Problématique - Il n’existe pas de système d’archivage universel pour la documentation juridique d’une entreprise. De plus, les gens d’affaires ne croient pas utile d’investir du temps dans la création d’un tel système dont la rentabilité n’est pas évidente à leurs yeux.
Solution suggérée - Afin de faciliter la tâche aux gens d’affaires qui sont convaincus des mérites d’un tel système d’archivage, mais qui ne savent pas par où commencer, il convient de réitérer ici que le Grand Livre Juridique dont nous avons fait état précédemment peut également jouer le rôle d’un d’archivage juridique puisqu’il est possible d’y ranger l’original ou une copie de tous les documents juridiques matériels d’une entreprise.
10- Tenez un journal de relance des actions juridiques importantes de l’entreprise.
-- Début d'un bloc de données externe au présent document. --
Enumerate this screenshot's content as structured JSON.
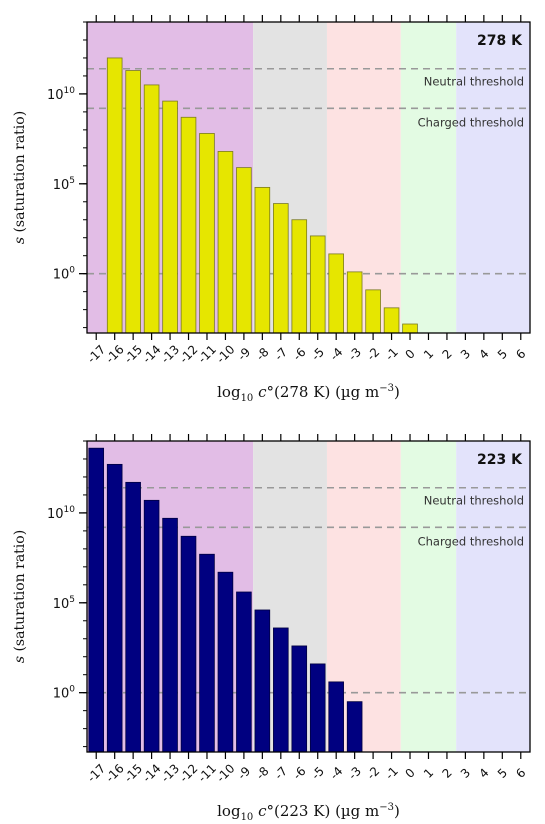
{
  "chart_data": [
    {
      "type": "bar",
      "temperature_label": "278 K",
      "x_label_text": "log10 c°(278 K) (µg m−3)",
      "x_label_math": {
        "log": "log",
        "sub": "10",
        "c": "c",
        "deg": "°",
        "temp": "(278 K)",
        "units": "(µg m",
        "exp": "−3",
        "close": ")"
      },
      "y_label_math": {
        "s": "s",
        "rest": "(saturation ratio)"
      },
      "bar_color": "#e6e600",
      "bar_edge": "#7a7a20",
      "categories": [
        -17,
        -16,
        -15,
        -14,
        -13,
        -12,
        -11,
        -10,
        -9,
        -8,
        -7,
        -6,
        -5,
        -4,
        -3,
        -2,
        -1,
        0,
        1,
        2,
        3,
        4,
        5,
        6
      ],
      "x_tick_labels": [
        "-17",
        "-16",
        "-15",
        "-14",
        "-13",
        "-12",
        "-11",
        "-10",
        "-9",
        "-8",
        "-7",
        "-6",
        "-5",
        "-4",
        "-3",
        "-2",
        "-1",
        "0",
        "1",
        "2",
        "3",
        "4",
        "5",
        "6"
      ],
      "log10_values": [
        null,
        12.0,
        11.3,
        10.5,
        9.6,
        8.7,
        7.8,
        6.8,
        5.9,
        4.8,
        3.9,
        3.0,
        2.1,
        1.1,
        0.1,
        -0.9,
        -1.9,
        -2.8,
        null,
        null,
        null,
        null,
        null,
        null
      ],
      "y_log_range": [
        -3.3,
        14.0
      ],
      "y_ticks": [
        {
          "base": "10",
          "exp": "0",
          "value": 0
        },
        {
          "base": "10",
          "exp": "5",
          "value": 5
        },
        {
          "base": "10",
          "exp": "10",
          "value": 10
        }
      ],
      "volatility_bands": [
        {
          "from": -17.5,
          "to": -8.5,
          "color": "#e2bde6"
        },
        {
          "from": -8.5,
          "to": -4.5,
          "color": "#e3e3e3"
        },
        {
          "from": -4.5,
          "to": -0.5,
          "color": "#fde2e2"
        },
        {
          "from": -0.5,
          "to": 2.5,
          "color": "#e3fbe3"
        },
        {
          "from": 2.5,
          "to": 6.5,
          "color": "#e3e3fb"
        }
      ],
      "thresholds": [
        {
          "label": "Neutral threshold",
          "log10_value": 11.4
        },
        {
          "label": "Charged threshold",
          "log10_value": 9.2
        },
        {
          "label": "",
          "log10_value": 0
        }
      ]
    },
    {
      "type": "bar",
      "temperature_label": "223 K",
      "x_label_text": "log10 c°(223 K) (µg m−3)",
      "x_label_math": {
        "log": "log",
        "sub": "10",
        "c": "c",
        "deg": "°",
        "temp": "(223 K)",
        "units": "(µg m",
        "exp": "−3",
        "close": ")"
      },
      "y_label_math": {
        "s": "s",
        "rest": "(saturation ratio)"
      },
      "bar_color": "#000080",
      "bar_edge": "#000040",
      "categories": [
        -17,
        -16,
        -15,
        -14,
        -13,
        -12,
        -11,
        -10,
        -9,
        -8,
        -7,
        -6,
        -5,
        -4,
        -3,
        -2,
        -1,
        0,
        1,
        2,
        3,
        4,
        5,
        6
      ],
      "x_tick_labels": [
        "-17",
        "-16",
        "-15",
        "-14",
        "-13",
        "-12",
        "-11",
        "-10",
        "-9",
        "-8",
        "-7",
        "-6",
        "-5",
        "-4",
        "-3",
        "-2",
        "-1",
        "0",
        "1",
        "2",
        "3",
        "4",
        "5",
        "6"
      ],
      "log10_values": [
        13.6,
        12.7,
        11.7,
        10.7,
        9.7,
        8.7,
        7.7,
        6.7,
        5.6,
        4.6,
        3.6,
        2.6,
        1.6,
        0.6,
        -0.5,
        null,
        null,
        null,
        null,
        null,
        null,
        null,
        null,
        null
      ],
      "y_log_range": [
        -3.3,
        14.0
      ],
      "y_ticks": [
        {
          "base": "10",
          "exp": "0",
          "value": 0
        },
        {
          "base": "10",
          "exp": "5",
          "value": 5
        },
        {
          "base": "10",
          "exp": "10",
          "value": 10
        }
      ],
      "volatility_bands": [
        {
          "from": -17.5,
          "to": -8.5,
          "color": "#e2bde6"
        },
        {
          "from": -8.5,
          "to": -4.5,
          "color": "#e3e3e3"
        },
        {
          "from": -4.5,
          "to": -0.5,
          "color": "#fde2e2"
        },
        {
          "from": -0.5,
          "to": 2.5,
          "color": "#e3fbe3"
        },
        {
          "from": 2.5,
          "to": 6.5,
          "color": "#e3e3fb"
        }
      ],
      "thresholds": [
        {
          "label": "Neutral threshold",
          "log10_value": 11.4
        },
        {
          "label": "Charged threshold",
          "log10_value": 9.2
        },
        {
          "label": "",
          "log10_value": 0
        }
      ]
    }
  ]
}
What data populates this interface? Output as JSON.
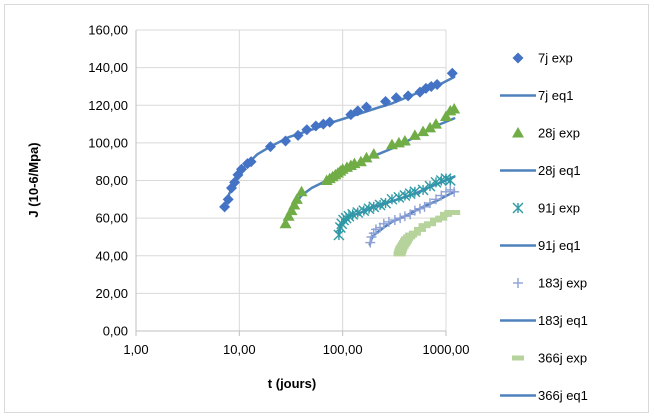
{
  "chart_data": {
    "type": "scatter",
    "title": "",
    "xlabel": "t (jours)",
    "ylabel": "J (10-6/Mpa)",
    "xscale": "log",
    "xlim": [
      1,
      1000
    ],
    "ylim": [
      0,
      160
    ],
    "x_ticks": [
      "1,00",
      "10,00",
      "100,00",
      "1000,00"
    ],
    "y_ticks": [
      "0,00",
      "20,00",
      "40,00",
      "60,00",
      "80,00",
      "100,00",
      "120,00",
      "140,00",
      "160,00"
    ],
    "grid": "horizontal",
    "legend_position": "right",
    "series": [
      {
        "name": "7j exp",
        "kind": "exp",
        "marker": "diamond",
        "color": "#4472c4",
        "points": [
          [
            7.2,
            66
          ],
          [
            7.8,
            70
          ],
          [
            8.4,
            76
          ],
          [
            9.0,
            79
          ],
          [
            9.7,
            83
          ],
          [
            10.5,
            86
          ],
          [
            12,
            89
          ],
          [
            13,
            90
          ],
          [
            20,
            98
          ],
          [
            28,
            101
          ],
          [
            37,
            104
          ],
          [
            45,
            107
          ],
          [
            55,
            109
          ],
          [
            65,
            110
          ],
          [
            75,
            111
          ],
          [
            120,
            115
          ],
          [
            140,
            117
          ],
          [
            170,
            119
          ],
          [
            260,
            122
          ],
          [
            330,
            124
          ],
          [
            430,
            125
          ],
          [
            560,
            127
          ],
          [
            640,
            129
          ],
          [
            720,
            130
          ],
          [
            820,
            131
          ],
          [
            1150,
            137
          ]
        ]
      },
      {
        "name": "7j eq1",
        "kind": "eq",
        "color": "#4f81bd",
        "points": [
          [
            7,
            65
          ],
          [
            8,
            73
          ],
          [
            9,
            79
          ],
          [
            10,
            84
          ],
          [
            12,
            89
          ],
          [
            15,
            94
          ],
          [
            20,
            98
          ],
          [
            30,
            103
          ],
          [
            50,
            107
          ],
          [
            80,
            111
          ],
          [
            120,
            114
          ],
          [
            200,
            118
          ],
          [
            300,
            121
          ],
          [
            500,
            126
          ],
          [
            800,
            130
          ],
          [
            1200,
            135
          ]
        ]
      },
      {
        "name": "28j exp",
        "kind": "exp",
        "marker": "triangle",
        "color": "#70ad47",
        "points": [
          [
            28,
            57
          ],
          [
            30,
            61
          ],
          [
            32,
            64
          ],
          [
            34,
            67
          ],
          [
            36,
            70
          ],
          [
            40,
            74
          ],
          [
            70,
            80
          ],
          [
            75,
            81
          ],
          [
            80,
            82
          ],
          [
            85,
            83
          ],
          [
            90,
            84
          ],
          [
            95,
            85
          ],
          [
            100,
            86
          ],
          [
            110,
            87
          ],
          [
            120,
            88
          ],
          [
            130,
            89
          ],
          [
            150,
            90
          ],
          [
            170,
            92
          ],
          [
            200,
            94
          ],
          [
            300,
            99
          ],
          [
            350,
            100
          ],
          [
            400,
            101
          ],
          [
            500,
            104
          ],
          [
            600,
            106
          ],
          [
            700,
            108
          ],
          [
            800,
            110
          ],
          [
            1000,
            114
          ],
          [
            1100,
            117
          ],
          [
            1200,
            118
          ]
        ]
      },
      {
        "name": "28j eq1",
        "kind": "eq",
        "color": "#4f81bd",
        "points": [
          [
            28,
            58
          ],
          [
            30,
            62
          ],
          [
            35,
            68
          ],
          [
            40,
            72
          ],
          [
            50,
            76
          ],
          [
            70,
            80
          ],
          [
            100,
            85
          ],
          [
            150,
            90
          ],
          [
            200,
            93
          ],
          [
            300,
            97
          ],
          [
            500,
            103
          ],
          [
            800,
            109
          ],
          [
            1200,
            113
          ]
        ]
      },
      {
        "name": "91j exp",
        "kind": "exp",
        "marker": "asterisk",
        "color": "#2e9aa6",
        "points": [
          [
            92,
            51
          ],
          [
            95,
            55
          ],
          [
            98,
            57
          ],
          [
            102,
            59
          ],
          [
            108,
            60
          ],
          [
            115,
            61
          ],
          [
            125,
            62
          ],
          [
            140,
            63
          ],
          [
            160,
            64
          ],
          [
            180,
            65
          ],
          [
            200,
            66
          ],
          [
            230,
            67
          ],
          [
            260,
            68
          ],
          [
            300,
            70
          ],
          [
            350,
            71
          ],
          [
            400,
            72
          ],
          [
            450,
            73
          ],
          [
            500,
            74
          ],
          [
            600,
            75
          ],
          [
            700,
            77
          ],
          [
            800,
            79
          ],
          [
            900,
            80
          ],
          [
            1000,
            81
          ],
          [
            1100,
            80
          ]
        ]
      },
      {
        "name": "91j eq1",
        "kind": "eq",
        "color": "#4f81bd",
        "points": [
          [
            91,
            52
          ],
          [
            95,
            55
          ],
          [
            100,
            57
          ],
          [
            120,
            61
          ],
          [
            150,
            63
          ],
          [
            200,
            66
          ],
          [
            300,
            69
          ],
          [
            500,
            73
          ],
          [
            800,
            78
          ],
          [
            1200,
            82
          ]
        ]
      },
      {
        "name": "183j exp",
        "kind": "exp",
        "marker": "plus",
        "color": "#8ea1d6",
        "points": [
          [
            185,
            47
          ],
          [
            190,
            50
          ],
          [
            200,
            52
          ],
          [
            210,
            54
          ],
          [
            230,
            55
          ],
          [
            250,
            57
          ],
          [
            280,
            58
          ],
          [
            320,
            59
          ],
          [
            360,
            60
          ],
          [
            400,
            61
          ],
          [
            450,
            62
          ],
          [
            500,
            64
          ],
          [
            560,
            65
          ],
          [
            620,
            66
          ],
          [
            700,
            68
          ],
          [
            800,
            70
          ],
          [
            900,
            72
          ],
          [
            1000,
            74
          ],
          [
            1100,
            75
          ],
          [
            1200,
            74
          ]
        ]
      },
      {
        "name": "183j eq1",
        "kind": "eq",
        "color": "#4f81bd",
        "points": [
          [
            183,
            46
          ],
          [
            190,
            49
          ],
          [
            200,
            51
          ],
          [
            250,
            55
          ],
          [
            300,
            58
          ],
          [
            400,
            61
          ],
          [
            600,
            66
          ],
          [
            800,
            69
          ],
          [
            1200,
            74
          ]
        ]
      },
      {
        "name": "366j exp",
        "kind": "exp",
        "marker": "dash",
        "color": "#b5d39b",
        "points": [
          [
            355,
            41
          ],
          [
            360,
            42
          ],
          [
            365,
            43
          ],
          [
            370,
            44
          ],
          [
            380,
            45
          ],
          [
            390,
            46
          ],
          [
            400,
            47
          ],
          [
            410,
            48
          ],
          [
            420,
            49
          ],
          [
            440,
            50
          ],
          [
            460,
            51
          ],
          [
            500,
            52
          ],
          [
            560,
            54
          ],
          [
            620,
            56
          ],
          [
            700,
            57
          ],
          [
            800,
            59
          ],
          [
            900,
            60
          ],
          [
            1000,
            62
          ],
          [
            1100,
            63
          ],
          [
            1200,
            63
          ]
        ]
      },
      {
        "name": "366j eq1",
        "kind": "eq",
        "color": "#4f81bd",
        "points": [
          [
            366,
            42
          ],
          [
            380,
            45
          ],
          [
            400,
            47
          ],
          [
            450,
            50
          ],
          [
            500,
            52
          ],
          [
            600,
            55
          ],
          [
            800,
            59
          ],
          [
            1000,
            61
          ],
          [
            1200,
            63
          ]
        ]
      }
    ]
  }
}
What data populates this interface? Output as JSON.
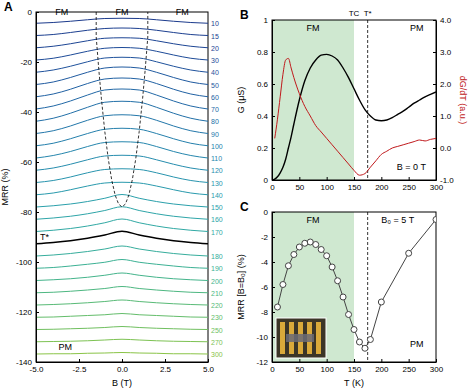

Justificatif - Bien que ce dixième commandement fasse état d’une règle élémentaire de bonne gestion, nous croyons important de faire un rappel spécifique de cette règle dans le suivi juridique d’une entreprise en y ajoutant la mention que, sur le plan juridique, de nombreuses échéances ratées ne se prêtent pas à une rectification ultérieure occasionnant ainsi des dommages irréversibles pour une entreprise. En effet, certaines de ses dates font référence à des échéances précises pour l’exercice d’un droit ou le respect d’un engagement, d’autres doivent servir aux fins de la production d’avis/rapports/formulaires de toute sorte tandis que certaines d’entre elles peuvent marquer l’échéance d’un droit ou d’une obligation. Bref, il y a toute une panoplie de dates importantes, dont il faut tenir compte et dont il ne faut pas perdre de vue
Problématique Où inscrire de telles dates? Qui doit prendre en charge le suivi d’un tel calendrier?
Solution suggérée - Il est possible d’utiliser la fonction rappel qui figure dans la plupart des logiciels ayant une fonction calendrier à une telle fin. Autre possibilité plus spécifique à la gestion juridique serait la création d’un journal de relances dédié aux actions juridiques et indiqué dans la section planification du Grand Livre Juridique. Pour les adeptes de l’informatique, il est désormais possible de mémoriser et d’archiver de tels documents dans un ordre semblable à celui préconisé par le Grand Livre Juridique. En ce qui concerne la personne la mieux placée pour faire le suivi d’un tel calendrier, trois choix, à l’interne, selon le cas, le chef du juridique de l’entreprise ou, à défaut d’un tel poste au sein de l’entreprise, le chef du service comptable dans lequel transite généralement toute la documentation pertinente à l’établissement d’un tel journal. À l’externe, nous croyons que le juriste, qui agit comme principal conseiller juridique d’une entreprise, devrait aussi considérer sérieusement de prendre une telle initiative.
Conclusion
Les dix commandements que nous avons formulés, bien que couvrant l’essentiel de ce qui doit être une prestation idéale de gestion juridique d’entreprise, n’ont rien d’absolu. Il faudra toujours adapter ceux-ci aux circonstances particulières de chaque situation où il y a lieu de les appliquer, afin d’en faire de bons serviteurs, plutôt que de mauvais maîtres. Chose certaine, l’effort déployé, pour respecter de tels commandements, engendrera à coup sûr de nombreux bienfaits pour toute entreprise se livrant, par l’entremise de ses administrateurs, ses cadres et ses dirigeants, à une saine gestion juridique de ses activités.